While it could be argued that by June of 1945 there was little to recommend that Japan could endure the war much longer - that was not what the military officials were telling the citizens - along with their obligation to fight to the end.

Taken as a whole, we owe a lot to President Truman. I honestly believe he did his best and can only be judged on his Faith in God and his personal courage. Condemning him or the decision he made at this time and with all of these multiple considerations is simply not realistic, in my opinion.

God bless
Hi mdgspencer:

Well, as you said. But I think the military historians are saying more than this…that preventing an invasion of the Japanese homelands saved 1 million Americans and 2-3 million Japanese. So it isn’t just the Americans who “benefitted” here.

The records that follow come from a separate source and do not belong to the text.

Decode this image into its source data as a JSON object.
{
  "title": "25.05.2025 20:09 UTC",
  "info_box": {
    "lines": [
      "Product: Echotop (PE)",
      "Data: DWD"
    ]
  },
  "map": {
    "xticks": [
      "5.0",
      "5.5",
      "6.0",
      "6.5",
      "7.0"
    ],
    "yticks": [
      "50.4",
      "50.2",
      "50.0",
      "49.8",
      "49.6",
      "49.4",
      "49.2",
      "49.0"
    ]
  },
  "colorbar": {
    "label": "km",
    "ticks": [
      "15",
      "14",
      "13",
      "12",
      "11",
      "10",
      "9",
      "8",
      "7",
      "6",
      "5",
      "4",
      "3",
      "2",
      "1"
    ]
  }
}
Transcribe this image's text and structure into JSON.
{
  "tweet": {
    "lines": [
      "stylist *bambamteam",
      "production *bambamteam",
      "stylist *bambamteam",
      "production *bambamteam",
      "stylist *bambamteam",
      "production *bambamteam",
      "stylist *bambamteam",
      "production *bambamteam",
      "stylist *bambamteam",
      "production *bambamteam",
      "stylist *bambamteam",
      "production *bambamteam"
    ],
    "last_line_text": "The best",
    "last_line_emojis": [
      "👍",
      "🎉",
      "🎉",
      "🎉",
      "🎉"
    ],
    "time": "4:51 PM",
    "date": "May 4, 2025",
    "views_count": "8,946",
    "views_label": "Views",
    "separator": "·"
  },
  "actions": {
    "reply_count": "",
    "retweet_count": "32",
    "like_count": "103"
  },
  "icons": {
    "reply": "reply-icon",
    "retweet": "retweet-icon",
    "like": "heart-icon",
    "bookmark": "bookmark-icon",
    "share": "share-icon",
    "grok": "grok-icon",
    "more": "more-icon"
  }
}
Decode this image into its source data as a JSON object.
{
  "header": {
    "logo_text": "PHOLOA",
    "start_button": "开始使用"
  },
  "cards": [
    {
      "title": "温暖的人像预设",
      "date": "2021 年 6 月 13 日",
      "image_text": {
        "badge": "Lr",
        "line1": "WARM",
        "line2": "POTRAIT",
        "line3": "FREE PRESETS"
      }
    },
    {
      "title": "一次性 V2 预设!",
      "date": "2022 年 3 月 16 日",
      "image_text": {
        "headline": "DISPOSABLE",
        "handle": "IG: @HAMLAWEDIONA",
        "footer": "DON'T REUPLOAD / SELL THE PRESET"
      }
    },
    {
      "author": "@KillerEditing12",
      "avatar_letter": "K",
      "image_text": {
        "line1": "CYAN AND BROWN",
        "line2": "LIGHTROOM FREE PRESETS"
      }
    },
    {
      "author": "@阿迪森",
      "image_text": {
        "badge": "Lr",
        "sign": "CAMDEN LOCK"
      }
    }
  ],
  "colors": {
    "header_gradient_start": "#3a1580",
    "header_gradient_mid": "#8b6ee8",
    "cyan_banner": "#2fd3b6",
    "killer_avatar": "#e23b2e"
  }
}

I don’t want to engage in speculative history, as there was no way Japan could have developed nuclear technology in the 1940s. There were only 2 nations really capable of this at the time, Germany (who under the Nazis started a nuclear weapons program at the beginning of the War, the uranverein) and the USA (the 1942 Manhattan project, ironically started by the German-American physicist and pacifist Albert Einstein). I think the Americans really started to develop nuclear weapons to fight Nazi Germany, but the research took so long (to the Spring of 1945) that by the time the weapons were made, the Nazis had surrendered and the only antagonist left in the war was Japan. So at the end of it all, the military commanders, eager to end the War and save further losses of life on both sides, decided to order the Atomic strikes. From a military point of view, I think they were trying to “minimize” the destruction needed to definitively end the conflict.

Jacques
 
Hi, Catholic80,

Great points. 👍

Maybe we just should have ignored the bombing of Pearl Harbor? If we did that we would only be worried about how fast to bury or dead as we retreat. Would this be in keeping with your view of Catholic teaching? 🤷

God bless
Murder is wrong. Murdering innocent people is even more wrong. Dropping a bomb that kills thousands of innocent lives and continues to kill them over the next decade from the lingering radiation is wrong.

What part of living like Christ goes along with such massive destruction and horror???

As a Catholic, but even moreso as a Human, I believe that Hiroshima and Nagasaki were terribly grave wrongs.